Every manufacturer specifies a specific fuel octane rating for each car in their line up. By following this rating, they are saying you will get maximum performance while making sure the knocking sound is reduced.
Why is octane important to you?
If you use the right octane level, it may prevent damage to your engine. If you use a gasoline with a too low of a rating then your engine requires, then this engine knock may be the result. If the knocking continues, it can cause power loss and may damage the engine over time.
How it all works
Most vehicles are four-stroke gasoline engines. One of these is called the compression stroke. This stage compresses air and gas to a small volume, and then uses the spark plug to ignite the fuel. The compression ratio is the amount of air and gas that is compressed.

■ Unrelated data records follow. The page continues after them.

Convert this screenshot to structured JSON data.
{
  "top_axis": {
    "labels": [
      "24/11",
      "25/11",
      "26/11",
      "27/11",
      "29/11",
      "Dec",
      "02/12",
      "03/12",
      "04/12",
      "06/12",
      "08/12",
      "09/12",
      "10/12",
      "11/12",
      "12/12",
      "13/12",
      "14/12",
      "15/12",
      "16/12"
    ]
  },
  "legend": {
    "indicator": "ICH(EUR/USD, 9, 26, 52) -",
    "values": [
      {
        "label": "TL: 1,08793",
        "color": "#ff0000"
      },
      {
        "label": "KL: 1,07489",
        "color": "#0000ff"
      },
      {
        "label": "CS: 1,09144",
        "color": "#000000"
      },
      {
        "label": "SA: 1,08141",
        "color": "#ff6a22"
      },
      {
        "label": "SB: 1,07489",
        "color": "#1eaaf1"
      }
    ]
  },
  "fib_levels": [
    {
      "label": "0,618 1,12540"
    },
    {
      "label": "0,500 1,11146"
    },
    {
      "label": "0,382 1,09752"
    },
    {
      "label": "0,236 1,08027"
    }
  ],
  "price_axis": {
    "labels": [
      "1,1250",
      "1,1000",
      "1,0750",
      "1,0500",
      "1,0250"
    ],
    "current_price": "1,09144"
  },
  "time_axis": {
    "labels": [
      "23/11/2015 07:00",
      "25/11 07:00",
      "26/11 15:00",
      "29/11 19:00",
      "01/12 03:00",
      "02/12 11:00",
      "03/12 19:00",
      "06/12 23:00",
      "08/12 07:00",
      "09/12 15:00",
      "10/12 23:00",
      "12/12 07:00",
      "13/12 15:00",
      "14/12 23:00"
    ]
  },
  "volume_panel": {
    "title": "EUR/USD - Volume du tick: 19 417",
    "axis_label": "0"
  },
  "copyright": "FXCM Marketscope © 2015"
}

Now consider the octane rating. We know the gasoline rating can tell you how much it can be compressed before it ignites. Lower-octane gas will ignite at a lower compression level. A higher-octane rating allows the air/gas mixture to be compressed even more before it ignites.
The final goal of all of these ratings, additives and compression ratings is to increase the horsepower of the engine. To increase the horsepower you need to increase the compression ratio. This means a high-performance engine has a high-compression ratio and therefore needs a high-octane fuel.
All because of the fuel additives used to maximize performance before the knocking sound occurs.
Why gasoline additives
Gasoline additives have the added ability to inhibit corrosion, and as a lubricator to improve the fuel traveling through the engine issues. All of these issues can increase the compression ratio for greater power and engine efficiency. There are many different additives, each with a different purpose.
The types of additives include oxygenates, ethers, antioxidants (stabilizers), antiknock agents, fuel dyes, metal deactivators, corrosion inhibitors and some that can't be categorized.
• Oxygenates are fuels infused with oxygen. They reduce the carbon monoxide emissions created when burning fuel. Oxygenates can be based on either alcohol or ethers.
• Antioxidants – Some antioxidants are used as a stabilizer in fuel to prevent oxidation.
• Antiknock Agents are additives that work to reduce engine knocking while trying to increase the octane rating of the fuel. The mixture of air and gas in a traditional car engine has a problem with igniting too early and when it does, it causes a knocking noise.
• Fuel Dyes are added to fuels. Some countries dye a fuel that is taxed at a lower rate to identify it when used incorrectly. Untaxed fuels are colored (usually blue, red or yellow) and taxed fuels are clear. For example, in the United Kingdom, the fuel they use for agriculture and construction vehicles are taxed at a different rate than for fuel used for commuter vehicles. They dye this fuel red.
• Metal deactivators are fuel additives and lubricant additives that are used to stabilize the fuel. It works by deactivating metal ions. Metal deactivators inhibit the formation of gummy residues. This compound has been approved for both military and commercial use.
• Corrosion inhibitors are chemical compounds that slow down metal corrosion. A good corrosion inhibitor will give 95% inhibition in certain circumstances.
• Miscellaneous –Several other fuel additives don't fall into the same categories as the above.
There are many fuel additives as you can see. They all work together to improve engine performance, increase fuel efficiency while working to lower the damaging emissions from the fuel exhaust.
With any additive, the product must pass stringent testing before it makes it to market.